Immortal Obsession by: Denise K. Rago
Similar to indie music, there is an off-branch of book publishing where the books published are physically published in low quantities while the largest margin are limited to electronic sales via Amazon Kindle or Barnes and Noble’s Nook. Denise K. Rago’s book Immortal Obsession happens to fall in this growing market. Luckily, I happened to procure a genuine bound copy. For some reason, I haven’t found the virtual Kindle or Nook editions to be irresistible enough for me to secure a transition from the old school format to the new school format.
Suprisingly, Denise K. Rago definitely did not have immediate problems with engrossing us within the first severeal pages when our attention is fleeting. From about page one to page five, our attention spans are low, our base desires or Freudian ID is pretty overactive. So, it takes a talented writer to surmount these and fill us with only one desire to continue paging through her book. From the first few pages, I gathered the impression that Denise K. Rago was partially emulating Anne Rice’s decadent, sensual style of writing. Ever since, Interview with the Vampire, has been published, there have been many imitations of Anne Rice’s style. In the publishing world, whenever a large, iconic bestseller is featured in the market, writers become enviable and write books similarly to these authors to attain some similar sale figures to the best-seller.
But, Immortal Obsession deviates from the Anne Rice style through incorporating known archetypes from many urban fantasy books.

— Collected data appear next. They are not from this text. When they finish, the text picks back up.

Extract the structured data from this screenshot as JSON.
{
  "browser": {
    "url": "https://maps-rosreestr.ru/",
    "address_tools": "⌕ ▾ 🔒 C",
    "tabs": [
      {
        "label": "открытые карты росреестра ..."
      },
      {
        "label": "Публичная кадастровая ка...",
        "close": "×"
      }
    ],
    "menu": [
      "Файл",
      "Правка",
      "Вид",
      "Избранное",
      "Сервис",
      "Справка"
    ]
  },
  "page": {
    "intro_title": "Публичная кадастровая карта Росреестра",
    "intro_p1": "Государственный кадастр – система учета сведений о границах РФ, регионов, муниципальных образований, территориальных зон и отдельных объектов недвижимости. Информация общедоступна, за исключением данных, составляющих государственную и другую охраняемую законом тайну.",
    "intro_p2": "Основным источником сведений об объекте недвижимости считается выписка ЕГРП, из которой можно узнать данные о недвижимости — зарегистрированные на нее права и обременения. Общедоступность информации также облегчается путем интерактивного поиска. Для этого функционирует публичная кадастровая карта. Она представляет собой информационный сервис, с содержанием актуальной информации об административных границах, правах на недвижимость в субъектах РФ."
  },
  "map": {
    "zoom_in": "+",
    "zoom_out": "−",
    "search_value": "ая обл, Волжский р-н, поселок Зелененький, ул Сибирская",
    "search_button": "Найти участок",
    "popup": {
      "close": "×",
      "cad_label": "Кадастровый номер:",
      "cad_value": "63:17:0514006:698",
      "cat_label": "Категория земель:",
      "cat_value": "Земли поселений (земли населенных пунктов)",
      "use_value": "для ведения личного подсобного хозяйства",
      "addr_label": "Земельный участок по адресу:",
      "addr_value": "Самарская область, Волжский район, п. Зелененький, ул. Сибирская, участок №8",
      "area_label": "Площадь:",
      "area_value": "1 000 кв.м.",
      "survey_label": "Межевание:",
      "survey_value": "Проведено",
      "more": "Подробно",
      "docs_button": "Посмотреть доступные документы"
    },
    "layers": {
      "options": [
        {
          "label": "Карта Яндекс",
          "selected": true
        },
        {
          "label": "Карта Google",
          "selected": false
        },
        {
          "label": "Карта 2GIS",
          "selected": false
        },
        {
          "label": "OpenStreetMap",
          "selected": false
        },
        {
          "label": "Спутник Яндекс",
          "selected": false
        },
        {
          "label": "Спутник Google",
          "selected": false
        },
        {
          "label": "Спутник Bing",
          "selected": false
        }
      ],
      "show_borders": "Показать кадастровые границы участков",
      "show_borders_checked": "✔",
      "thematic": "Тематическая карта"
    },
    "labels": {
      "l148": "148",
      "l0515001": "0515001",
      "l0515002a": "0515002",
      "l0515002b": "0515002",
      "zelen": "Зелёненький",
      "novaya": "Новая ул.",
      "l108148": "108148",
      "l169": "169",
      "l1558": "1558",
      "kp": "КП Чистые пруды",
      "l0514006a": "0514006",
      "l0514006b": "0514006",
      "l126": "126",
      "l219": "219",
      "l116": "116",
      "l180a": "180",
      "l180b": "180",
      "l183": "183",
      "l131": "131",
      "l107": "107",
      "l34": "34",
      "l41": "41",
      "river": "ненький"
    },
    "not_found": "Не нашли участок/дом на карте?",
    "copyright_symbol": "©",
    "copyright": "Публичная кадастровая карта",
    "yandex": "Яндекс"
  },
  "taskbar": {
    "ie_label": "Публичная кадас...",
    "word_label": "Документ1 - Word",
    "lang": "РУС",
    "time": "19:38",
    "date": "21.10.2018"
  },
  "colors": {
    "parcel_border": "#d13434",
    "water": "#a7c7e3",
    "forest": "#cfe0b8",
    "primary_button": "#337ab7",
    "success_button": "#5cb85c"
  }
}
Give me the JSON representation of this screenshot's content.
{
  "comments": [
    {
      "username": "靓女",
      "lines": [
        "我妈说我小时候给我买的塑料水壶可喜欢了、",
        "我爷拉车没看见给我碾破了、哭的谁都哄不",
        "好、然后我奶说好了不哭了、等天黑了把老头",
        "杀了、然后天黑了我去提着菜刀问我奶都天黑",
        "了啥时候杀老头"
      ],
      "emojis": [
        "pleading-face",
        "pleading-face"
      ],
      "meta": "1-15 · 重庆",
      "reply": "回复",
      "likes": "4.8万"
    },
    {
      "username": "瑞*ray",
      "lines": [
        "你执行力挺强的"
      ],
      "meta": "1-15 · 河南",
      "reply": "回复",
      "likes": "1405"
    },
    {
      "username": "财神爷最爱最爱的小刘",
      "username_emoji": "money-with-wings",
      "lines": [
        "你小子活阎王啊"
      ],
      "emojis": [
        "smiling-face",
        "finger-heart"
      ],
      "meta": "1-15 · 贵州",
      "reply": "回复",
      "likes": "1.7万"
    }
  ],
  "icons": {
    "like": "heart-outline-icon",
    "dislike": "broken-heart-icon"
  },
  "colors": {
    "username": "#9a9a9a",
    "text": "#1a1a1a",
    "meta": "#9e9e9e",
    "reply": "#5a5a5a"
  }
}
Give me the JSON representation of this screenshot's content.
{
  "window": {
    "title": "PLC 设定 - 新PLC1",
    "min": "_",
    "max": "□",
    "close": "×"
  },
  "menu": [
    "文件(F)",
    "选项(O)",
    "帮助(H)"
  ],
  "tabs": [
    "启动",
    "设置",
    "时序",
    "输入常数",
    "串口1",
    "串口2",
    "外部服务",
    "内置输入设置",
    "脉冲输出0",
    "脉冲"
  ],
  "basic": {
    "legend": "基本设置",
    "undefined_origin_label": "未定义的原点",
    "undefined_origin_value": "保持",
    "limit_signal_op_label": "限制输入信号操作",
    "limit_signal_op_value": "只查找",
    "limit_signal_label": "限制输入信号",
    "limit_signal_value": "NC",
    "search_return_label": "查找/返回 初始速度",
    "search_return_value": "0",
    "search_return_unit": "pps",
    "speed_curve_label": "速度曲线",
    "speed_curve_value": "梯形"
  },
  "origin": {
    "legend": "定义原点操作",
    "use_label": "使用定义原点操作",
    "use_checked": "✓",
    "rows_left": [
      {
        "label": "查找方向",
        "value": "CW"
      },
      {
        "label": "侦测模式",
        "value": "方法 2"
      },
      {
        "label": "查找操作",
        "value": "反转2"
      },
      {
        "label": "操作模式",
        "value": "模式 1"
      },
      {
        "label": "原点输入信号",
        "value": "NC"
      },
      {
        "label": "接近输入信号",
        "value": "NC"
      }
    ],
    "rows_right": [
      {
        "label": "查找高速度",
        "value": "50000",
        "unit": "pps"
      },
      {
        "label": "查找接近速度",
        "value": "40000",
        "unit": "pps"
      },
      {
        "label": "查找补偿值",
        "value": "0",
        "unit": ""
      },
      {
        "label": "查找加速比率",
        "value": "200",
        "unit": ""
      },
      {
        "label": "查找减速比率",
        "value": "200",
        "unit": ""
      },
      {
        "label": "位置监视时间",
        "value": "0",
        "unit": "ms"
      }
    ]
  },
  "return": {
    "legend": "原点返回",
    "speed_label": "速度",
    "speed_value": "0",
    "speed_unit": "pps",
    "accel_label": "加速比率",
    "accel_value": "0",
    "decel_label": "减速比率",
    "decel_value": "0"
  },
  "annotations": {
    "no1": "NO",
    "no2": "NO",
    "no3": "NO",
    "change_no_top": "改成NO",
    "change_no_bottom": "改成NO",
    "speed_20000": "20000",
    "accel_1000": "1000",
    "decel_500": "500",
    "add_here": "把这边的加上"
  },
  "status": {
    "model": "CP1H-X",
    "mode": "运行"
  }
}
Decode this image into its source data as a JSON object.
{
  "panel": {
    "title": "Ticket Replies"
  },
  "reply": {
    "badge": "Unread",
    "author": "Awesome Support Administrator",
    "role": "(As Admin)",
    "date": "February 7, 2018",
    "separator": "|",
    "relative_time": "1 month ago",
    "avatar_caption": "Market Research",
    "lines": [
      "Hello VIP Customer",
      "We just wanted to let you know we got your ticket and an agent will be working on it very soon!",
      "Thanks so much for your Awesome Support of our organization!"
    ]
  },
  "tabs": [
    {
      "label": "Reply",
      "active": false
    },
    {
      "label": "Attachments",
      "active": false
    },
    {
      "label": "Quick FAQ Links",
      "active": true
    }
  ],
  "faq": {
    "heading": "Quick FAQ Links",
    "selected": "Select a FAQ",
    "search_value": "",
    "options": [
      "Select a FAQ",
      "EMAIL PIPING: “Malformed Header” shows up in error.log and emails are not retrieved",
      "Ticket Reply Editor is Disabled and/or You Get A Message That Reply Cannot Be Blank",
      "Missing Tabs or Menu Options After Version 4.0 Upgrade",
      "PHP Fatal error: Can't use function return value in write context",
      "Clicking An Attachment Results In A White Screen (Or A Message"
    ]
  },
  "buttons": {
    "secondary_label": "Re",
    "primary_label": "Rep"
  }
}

At parts, you can discern that there are elements of Richelle Meade and Anne Rice bundled in there along with Denise K. Rago’s own unique interpretation of the vampire genre. Some people might even find the plot surrounding an enigmatic human girl with suspect powers being reminiscent of Twilight. But,Denise K. Rago’s vampires are certainly not forswearing their chastity and their literary vampire nature: sometimes they can be quite the little nymphomaniacs.
Sprinkle in some fast-paced action sequences and back-stories similar to Angel and you start to notice that this book is an entertaining hodgepodge of all the author’s favorite elements of the urban fantasy or paranormal romance genres. When I take note of this, I’m not criticizing her persay. But, I think the market is currently saturated with a lot of vampire books to the point where we cannot help but unconsciously involve some favorite elements that truly define this genre.
Overall, I did not find the book to be “poignant,” or anything related to the term “legendary.” In actuality, I found the book to be mostly a very entertaining read or a homage to the urban fantasy genre overall. Meaning, this book will not become the epitome of the urban fantasy genre but it would definitely be enjoyed by fans who tend to have leanings toward this genre and type of story-telling. Again, I did not find this book to be wholly profound in any measure. But, the book was definitely readable which is often a very hard comment to make especially since my attention does tend to wane by page three or four of many books. Unless, an author has an established plot line or some inkling of character development by page five then I normally don’t even waste my time with the book. Fortunately, this book passed my hardest task of actually be a book that did not require dogged determination to finish. Yet, it certainly was not a book that will be memorable for any literary significance but that stage is often very hard to reach.
So, if you’re finding yourself vampire deprived this summer, I suggest that you read this book when in need of a good beach read! If you’re expecting something that will ultimately replace Anne Rice then you might need to keep scouring the book shelves!